– por Paula Sperb, colaboração para a Folha Ilustrada, 11.2.2017.
“Garoto de recados dos comunistas.” Assim o escritor Jorge Amado é classificado em um documento confidencial da CIA, a agência de inteligência dos Estados Unidos, no início dos anos 1950.
O escritor brasileiro era um dos intelectuais monitorados pelo espiões norte-americanos por causa da ligação com o comunismo. São ao menos 27 os relatórios que mencionam o romancista brasileiro.

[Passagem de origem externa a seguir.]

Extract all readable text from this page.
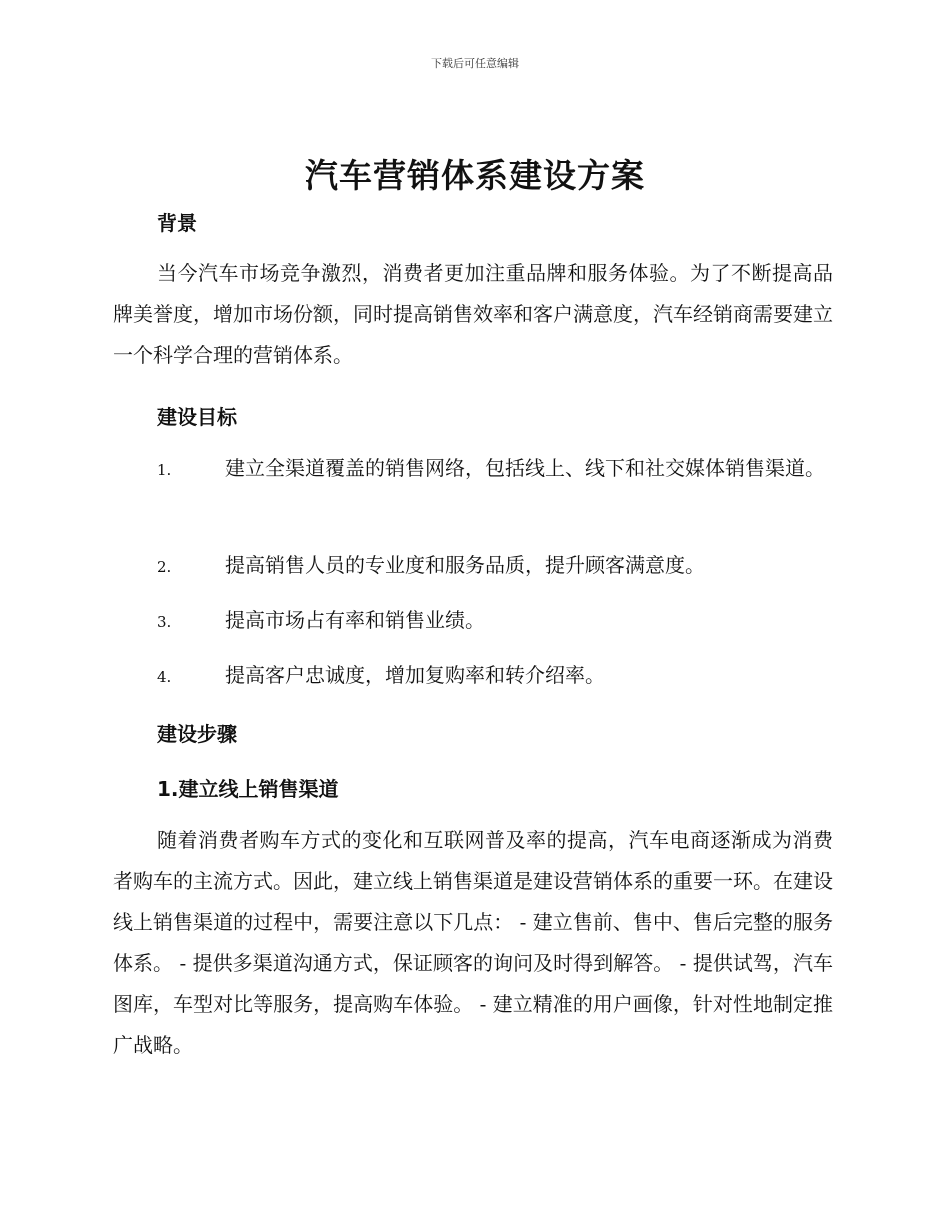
下载后可任意编辑
汽车营销体系建设方案
背景

当今汽车市场竞争激烈，消费者更加注重品牌和服务体验。为了不断提高品牌美誉度，增加市场份额，同时提高销售效率和客户满意度，汽车经销商需要建立一个科学合理的营销体系。

建设目标

1.	建立全渠道覆盖的销售网络，包括线上、线下和社交媒体销售渠道。

2.	提高销售人员的专业度和服务品质，提升顾客满意度。

3.	提高市场占有率和销售业绩。

4.	提高客户忠诚度，增加复购率和转介绍率。

建设步骤
1.建立线上销售渠道

随着消费者购车方式的变化和互联网普及率的提高，汽车电商逐渐成为消费者购车的主流方式。因此，建立线上销售渠道是建设营销体系的重要一环。在建设线上销售渠道的过程中，需要注意以下几点： - 建立售前、售中、售后完整的服务体系。 - 提供多渠道沟通方式，保证顾客的询问及时得到解答。 - 提供试驾，汽车图库，车型对比等服务，提高购车体验。 - 建立精准的用户画像，针对性地制定推广战略。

Qualquer indício de simpatia aos comunistas importava aos EUA durante a Guerra Fria (1945-1981). No clima de arapongagem, os passos do baiano passaram a ser seguidos.
Jorge Amado não podia nem mesmo entrar em território norte-americano. A lei de imigração passou a barrar os vistos de intelectuais “suspeitos” a partir de 1952.

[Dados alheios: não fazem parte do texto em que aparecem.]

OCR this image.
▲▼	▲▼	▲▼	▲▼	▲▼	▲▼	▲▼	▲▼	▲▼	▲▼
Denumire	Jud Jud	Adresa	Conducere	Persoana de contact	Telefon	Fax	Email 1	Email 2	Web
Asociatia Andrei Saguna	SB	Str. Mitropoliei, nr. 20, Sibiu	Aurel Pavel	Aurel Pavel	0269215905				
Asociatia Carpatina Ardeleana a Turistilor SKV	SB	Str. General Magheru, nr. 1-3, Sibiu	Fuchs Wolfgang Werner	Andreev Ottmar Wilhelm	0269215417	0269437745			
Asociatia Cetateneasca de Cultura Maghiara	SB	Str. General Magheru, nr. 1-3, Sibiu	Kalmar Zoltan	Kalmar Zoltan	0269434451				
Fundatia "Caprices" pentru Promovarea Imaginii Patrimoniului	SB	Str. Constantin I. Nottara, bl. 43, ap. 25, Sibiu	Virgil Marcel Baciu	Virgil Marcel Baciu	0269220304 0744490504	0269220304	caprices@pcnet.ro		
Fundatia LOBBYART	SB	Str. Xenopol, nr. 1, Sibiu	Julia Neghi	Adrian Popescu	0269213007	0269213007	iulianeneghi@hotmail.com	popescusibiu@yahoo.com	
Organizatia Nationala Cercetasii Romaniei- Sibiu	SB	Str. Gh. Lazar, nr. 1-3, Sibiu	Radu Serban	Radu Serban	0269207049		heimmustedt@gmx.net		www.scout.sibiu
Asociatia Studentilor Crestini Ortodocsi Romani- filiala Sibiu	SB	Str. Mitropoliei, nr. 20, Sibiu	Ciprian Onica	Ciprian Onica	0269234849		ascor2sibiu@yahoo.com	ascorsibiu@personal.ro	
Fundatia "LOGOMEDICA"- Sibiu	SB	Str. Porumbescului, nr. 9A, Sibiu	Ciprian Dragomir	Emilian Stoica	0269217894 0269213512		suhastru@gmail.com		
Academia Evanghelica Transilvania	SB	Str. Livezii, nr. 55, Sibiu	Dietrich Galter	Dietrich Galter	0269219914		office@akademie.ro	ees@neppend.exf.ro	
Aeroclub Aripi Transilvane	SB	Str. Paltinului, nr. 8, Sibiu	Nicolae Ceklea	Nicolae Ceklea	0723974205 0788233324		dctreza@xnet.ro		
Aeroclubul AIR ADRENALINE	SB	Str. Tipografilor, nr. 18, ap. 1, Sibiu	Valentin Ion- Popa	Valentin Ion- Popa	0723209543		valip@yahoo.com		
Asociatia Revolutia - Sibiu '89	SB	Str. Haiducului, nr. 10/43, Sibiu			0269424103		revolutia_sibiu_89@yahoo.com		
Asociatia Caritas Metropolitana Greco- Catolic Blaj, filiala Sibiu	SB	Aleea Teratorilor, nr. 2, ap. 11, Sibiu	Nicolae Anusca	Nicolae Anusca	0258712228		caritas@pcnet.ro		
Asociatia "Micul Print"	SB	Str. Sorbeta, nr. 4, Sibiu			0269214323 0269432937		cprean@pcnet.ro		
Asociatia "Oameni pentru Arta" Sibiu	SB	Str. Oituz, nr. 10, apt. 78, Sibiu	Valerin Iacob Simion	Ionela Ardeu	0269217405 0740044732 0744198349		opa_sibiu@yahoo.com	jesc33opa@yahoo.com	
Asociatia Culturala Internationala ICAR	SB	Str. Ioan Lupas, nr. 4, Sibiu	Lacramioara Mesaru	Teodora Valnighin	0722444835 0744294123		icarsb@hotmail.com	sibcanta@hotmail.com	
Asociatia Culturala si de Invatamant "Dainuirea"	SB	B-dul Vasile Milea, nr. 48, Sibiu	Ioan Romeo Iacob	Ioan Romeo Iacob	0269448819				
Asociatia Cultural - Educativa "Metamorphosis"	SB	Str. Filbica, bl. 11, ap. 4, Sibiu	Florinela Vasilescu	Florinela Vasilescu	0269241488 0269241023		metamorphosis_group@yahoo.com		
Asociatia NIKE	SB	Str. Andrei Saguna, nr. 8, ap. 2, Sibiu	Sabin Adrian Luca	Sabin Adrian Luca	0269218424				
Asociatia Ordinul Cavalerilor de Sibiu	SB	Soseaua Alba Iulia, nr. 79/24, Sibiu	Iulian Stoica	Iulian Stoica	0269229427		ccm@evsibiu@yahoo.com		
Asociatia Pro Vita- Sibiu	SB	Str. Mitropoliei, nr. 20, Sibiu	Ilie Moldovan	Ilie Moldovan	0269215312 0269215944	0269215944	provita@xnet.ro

O autor de “Seara Vermelha” (1946) não estava só. O escritor colombiano Gabriel García Márquez, o mexicano Carlos Fuentes, o argentino Julio Cortázar e o poeta chileno Pablo Neruda também tiveram o ingresso impedido.
Antes secretos, os documentos que mostram o interesse dos americanos pelo baiano foram liberados ao público pela CIA no final de 2016. Cerca de 11,1 mil papéis falam sobre o Brasil.

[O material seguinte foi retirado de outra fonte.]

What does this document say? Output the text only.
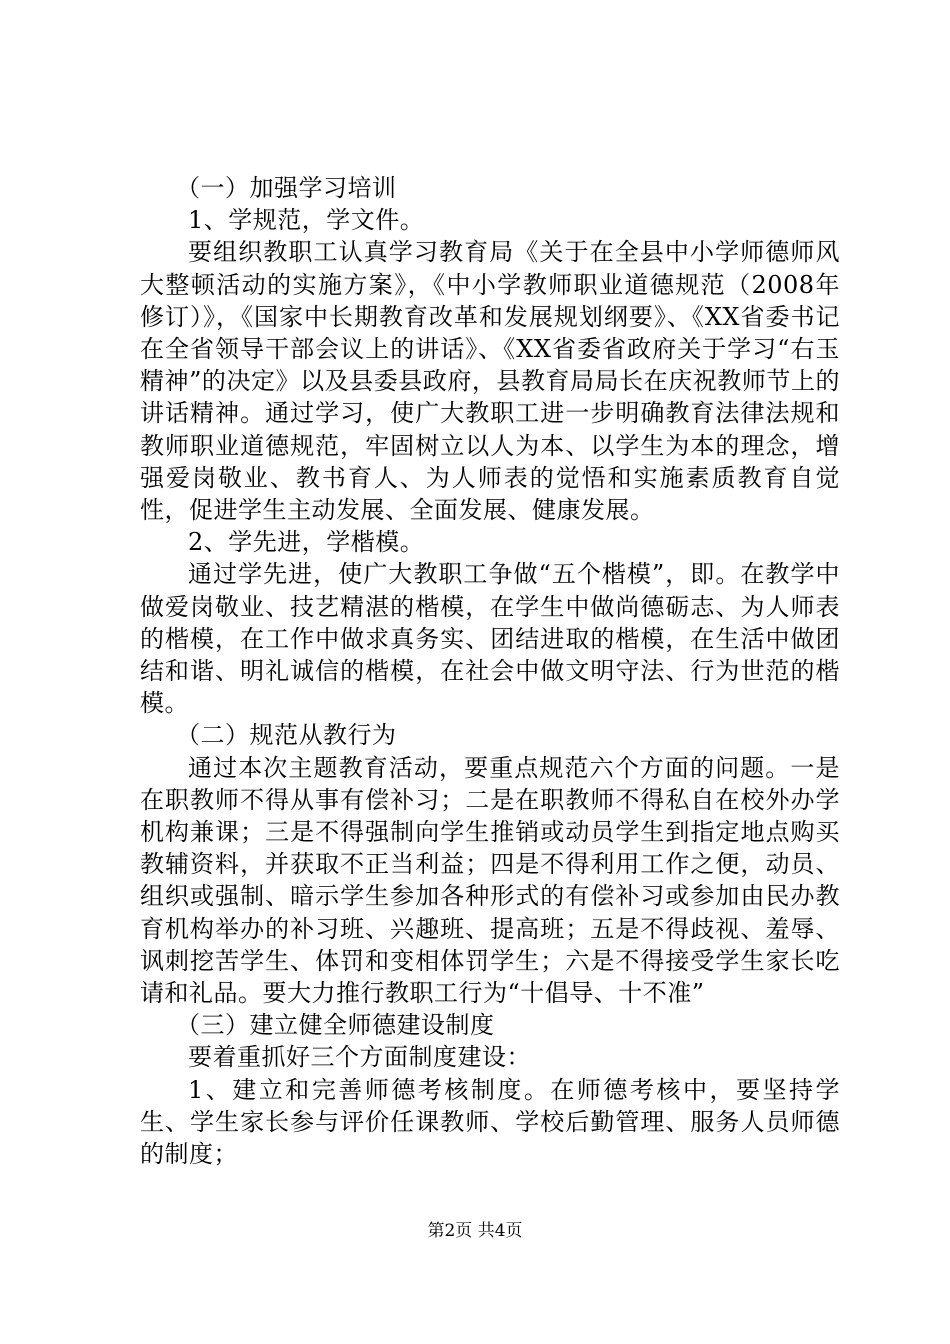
（一）加强学习培训

1、学规范，学文件。

要组织教职工认真学习教育局《关于在全县中小学师德师风大整顿活动的实施方案》，《中小学教师职业道德规范（2008年修订）》，《国家中长期教育改革和发展规划纲要》、《XX省委书记在全省领导干部会议上的讲话》、《XX省委省政府关于学习“右玉精神”的决定》以及县委县政府，县教育局局长在庆祝教师节上的讲话精神。通过学习，使广大教职工进一步明确教育法律法规和教师职业道德规范，牢固树立以人为本、以学生为本的理念，增强爱岗敬业、教书育人、为人师表的觉悟和实施素质教育自觉性，促进学生主动发展、全面发展、健康发展。

2、学先进，学楷模。

通过学先进，使广大教职工争做“五个楷模”，即。在教学中做爱岗敬业、技艺精湛的楷模，在学生中做尚德砺志、为人师表的楷模，在工作中做求真务实、团结进取的楷模，在生活中做团结和谐、明礼诚信的楷模，在社会中做文明守法、行为世范的楷模。

（二）规范从教行为

通过本次主题教育活动，要重点规范六个方面的问题。一是在职教师不得从事有偿补习；二是在职教师不得私自在校外办学机构兼课；三是不得强制向学生推销或动员学生到指定地点购买教辅资料，并获取不正当利益；四是不得利用工作之便，动员、组织或强制、暗示学生参加各种形式的有偿补习或参加由民办教育机构举办的补习班、兴趣班、提高班；五是不得歧视、羞辱、讽刺挖苦学生、体罚和变相体罚学生；六是不得接受学生家长吃请和礼品。要大力推行教职工行为“十倡导、十不准”

（三）建立健全师德建设制度

要着重抓好三个方面制度建设：

1、建立和完善师德考核制度。在师德考核中，要坚持学生、学生家长参与评价任课教师、学校后勤管理、服务人员师德的制度；

第2页 共4页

Amado também foi o escritor mais espionado em seu próprio país, de 1936 (sua primeira prisão) até 1985 (fim da ditadura), como mostrou reportagem da Folha, em 2001, ano em que morreu, aos 88.
A espionagem do governo brasileiro iniciou em 1936, quando ele foi preso pela primeira vez no Rio, acusado de participar do levante contra Getúlio Vargas. Documentos mostram que ele foi vigiado no Brasil até, ao menos, 1985, no final da ditadura militar.
Seus livros chegaram a ser queimados em praça pública por ordem de Vargas.
Na década de 1950, ele passou a figurar assiduamente nos relatórios da CIA, aparecendo quase sempre ao lado do amigo Neruda.
Ambos atuavam no Conselho Mundial da Paz, órgão criado por intelectuais em 1949, que combatia o uso de armas nucleares, como as lançadas pelos EUA no Japão, e promovia eventos culturais, como seminários e premiações.
Foi durante um congresso organizado por Amado e Neruda em Santiago, em março de 1953, que o brasileiro recebeu a notícia de que a saúde de seu amigo Graciliano Ramos havia piorado.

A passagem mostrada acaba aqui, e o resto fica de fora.